Since everything takes place outdoors, how does the weather impact your adventures?
DN: It definitely impacts them. There was the typhoon Hagibis in October on a three day weekend. I was supposed to take a group of nine people across the Northern Alps and we had to cancel the whole thing. So the weather definitely has a financial impact. But I think we do enough over the whole year that we can take a hit every now and then. We did 29 climbs on Mt Fuji from May to November.
That’s a lot! Do you still enjoy climbing Mt Fuji?
DN: Climbing Mt Fuji isn’t anything special for me. It’s the experience that participants have [that makes it special for me]. The people I’m taking up, for a lot of them, this is their first real snow climb or real mountaineering experience, and it has a huge impact on them. So I get something out of that. I don’t get anything out of climbing that mountain over and over. The positive experiences that other people are having makes it interesting every time I go back.

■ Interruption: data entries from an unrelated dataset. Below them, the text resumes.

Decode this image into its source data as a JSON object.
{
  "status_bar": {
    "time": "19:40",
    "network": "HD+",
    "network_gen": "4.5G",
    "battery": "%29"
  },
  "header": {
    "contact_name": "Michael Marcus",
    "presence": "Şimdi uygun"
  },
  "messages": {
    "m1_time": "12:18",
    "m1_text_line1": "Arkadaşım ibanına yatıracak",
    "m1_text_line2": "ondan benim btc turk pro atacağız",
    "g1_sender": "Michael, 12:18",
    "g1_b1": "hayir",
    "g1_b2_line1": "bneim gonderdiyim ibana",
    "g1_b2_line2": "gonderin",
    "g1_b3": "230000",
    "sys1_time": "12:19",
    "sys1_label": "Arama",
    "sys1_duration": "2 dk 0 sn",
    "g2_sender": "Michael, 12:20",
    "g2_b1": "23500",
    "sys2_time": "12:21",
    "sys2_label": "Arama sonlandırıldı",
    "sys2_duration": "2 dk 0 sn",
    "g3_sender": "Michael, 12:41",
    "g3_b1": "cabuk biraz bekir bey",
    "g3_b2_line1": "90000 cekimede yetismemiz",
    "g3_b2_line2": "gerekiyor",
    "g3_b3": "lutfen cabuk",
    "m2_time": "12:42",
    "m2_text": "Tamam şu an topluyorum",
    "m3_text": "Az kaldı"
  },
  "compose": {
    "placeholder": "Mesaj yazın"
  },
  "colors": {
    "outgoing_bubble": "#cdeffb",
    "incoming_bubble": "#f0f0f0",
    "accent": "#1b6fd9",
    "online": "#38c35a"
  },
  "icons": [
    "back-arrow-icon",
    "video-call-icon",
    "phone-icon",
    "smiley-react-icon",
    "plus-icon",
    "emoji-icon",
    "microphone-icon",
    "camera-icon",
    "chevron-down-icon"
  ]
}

Ending with a Hot Spring and a Local Beer
Since we had left later than planned, we took the same route up and down, instead of doing a loop. Coming back down the steep snowy slope above the treeline, I became aware that if I fell, I would slide all the way down, unless I managed to self-arrest using the ice-axe. I was reminded that the hardest part of mountaineering is often the descent. I proceeded slowly and cautiously, making sure to apply the techniques I had learned the previous day.

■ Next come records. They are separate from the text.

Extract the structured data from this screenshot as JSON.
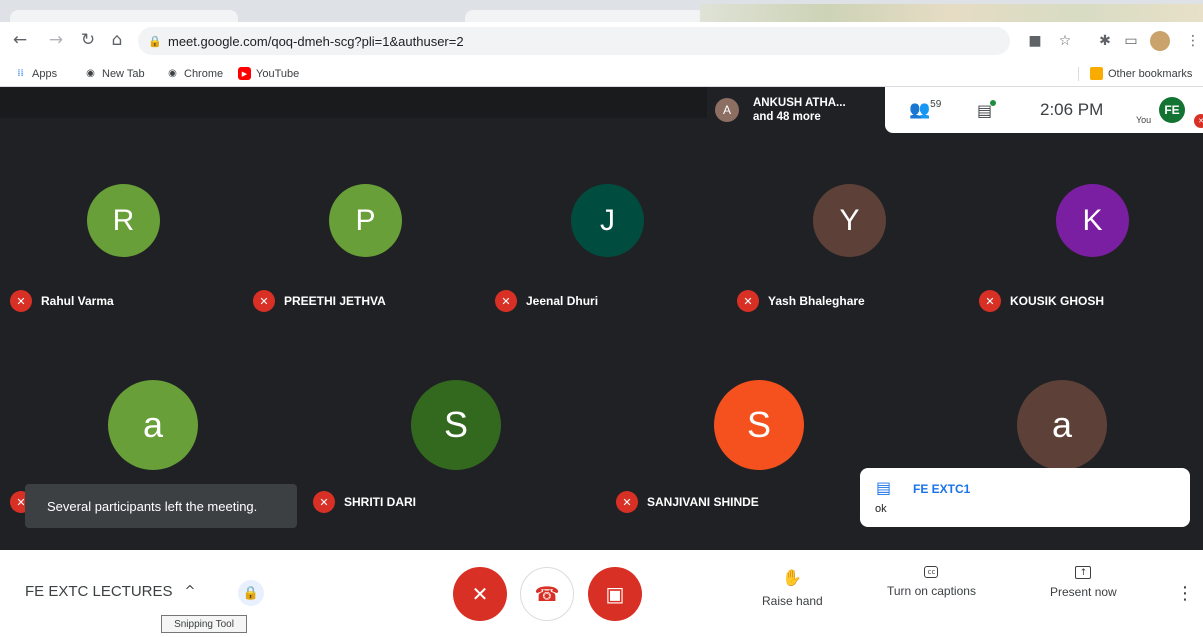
{
  "browser": {
    "url": "meet.google.com/qoq-dmeh-scg?pli=1&authuser=2",
    "bookmarks": [
      {
        "label": "Apps",
        "icon": "apps-grid-icon"
      },
      {
        "label": "New Tab",
        "icon": "chrome-icon"
      },
      {
        "label": "Chrome",
        "icon": "chrome-icon"
      },
      {
        "label": "YouTube",
        "icon": "youtube-icon"
      }
    ],
    "other_bookmarks": "Other bookmarks"
  },
  "meet": {
    "speaker": {
      "avatar_letter": "A",
      "line1": "ANKUSH ATHA...",
      "line2": "and 48 more"
    },
    "participant_count": "59",
    "clock": "2:06 PM",
    "self": {
      "label": "You",
      "initials": "FE"
    },
    "participants": [
      {
        "letter": "R",
        "name": "Rahul Varma",
        "color": "#689f38"
      },
      {
        "letter": "P",
        "name": "PREETHI JETHVA",
        "color": "#689f38"
      },
      {
        "letter": "J",
        "name": "Jeenal Dhuri",
        "color": "#004d40"
      },
      {
        "letter": "Y",
        "name": "Yash Bhaleghare",
        "color": "#5d4037"
      },
      {
        "letter": "K",
        "name": "KOUSIK GHOSH",
        "color": "#7b1fa2"
      },
      {
        "letter": "a",
        "name": "",
        "color": "#689f38"
      },
      {
        "letter": "S",
        "name": "SHRITI DARI",
        "color": "#33691e"
      },
      {
        "letter": "S",
        "name": "SANJIVANI SHINDE",
        "color": "#f4511e"
      },
      {
        "letter": "a",
        "name": "",
        "color": "#5d4037"
      }
    ],
    "toast": "Several participants left the meeting.",
    "chat": {
      "sender": "FE EXTC1",
      "message": "ok"
    },
    "meeting_title": "FE EXTC LECTURES",
    "tooltip": "Snipping Tool",
    "actions": {
      "raise_hand": "Raise hand",
      "captions": "Turn on captions",
      "present": "Present now"
    },
    "colors": {
      "danger": "#d93025",
      "accent": "#1a73e8"
    }
  }
}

We were all safely back at the mountain hut by the early afternoon. Those who had arrived first, took the lead by taking down and packing the tent. We then made our way down the snowy valley to David’s white van. On the drive back, we stopped by an onsen (Japanese hot spring). Although David had mentioned it in the program, my first winter climbing experience had made me completely forget about it. A hot spring bath always feels great but this time it felt doubly good after the polar conditions on top of the mountain, and the effort of the climb.
Some of your adventures end at a local beer brewery or a whiskey distillery. That’s a nice touch – where did you get that idea from?

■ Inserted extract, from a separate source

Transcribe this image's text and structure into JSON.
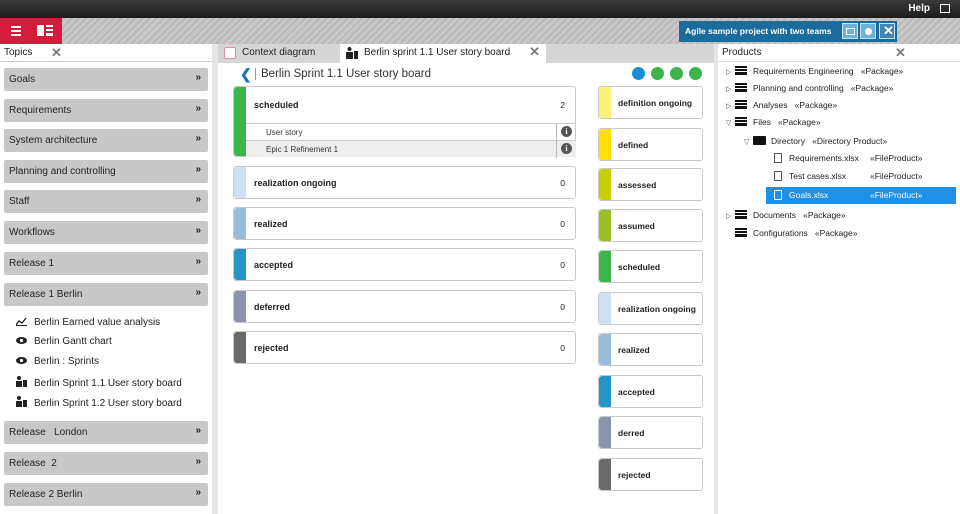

DN: One of the things I miss from back in the States after climbing a mountain, is having a beer on the way home. We didn’t have hot springs back there, so our way to end the trip together was often with a beer. When we find a good mountain here that lines up with a local brewery or distillery, then why not? I’m driving, so I don’t get to enjoy it, but I get to share that experience with other people.
So you’re bringing an experience from the US to Japan?
DN: It’s a little something extra, an add-on. For some people, just hiking might not be enough, since they can go on their own, but combining these things together can get them to join. We tend to do that with the easier adventures, so it’s kind of an introduction to Kanto adventures.
I prefer to hike alone but I really like the idea!
DN: I’m quite the opposite, I don’t like to hike alone, so this is the perfect business for me to be in. One of my goals when building adventures is to make the cost comparable to doing it by yourself via public transport. Because of that, we get a lot of experienced people that are perfectly capable of doing these things on their own. Finally, you never have to worry about catching a bus, so you have time for the hot spring at the end.
You also host people at your home in the mountains near Hanno, which is called Hiker’s B&B. Can you tell us about that?
DN: We started doing the Hiker’s B&B about two and a half years ago, but right now we’re taking a break because we’re busy with our baby daughter. She was born at the end of June. However, we’re still doing group parties, and our own group events like Thanksgiving dinner. I’m always open to proposals.
Do you have any final words for our readers?
DN: There are big, awesome mountains in Japan, other than Mt Fuji, which is a great mountain to look at, but not the greatest mountain to climb. I want to make you aware that there are some really amazing world-class mountains here. That’s my big mission.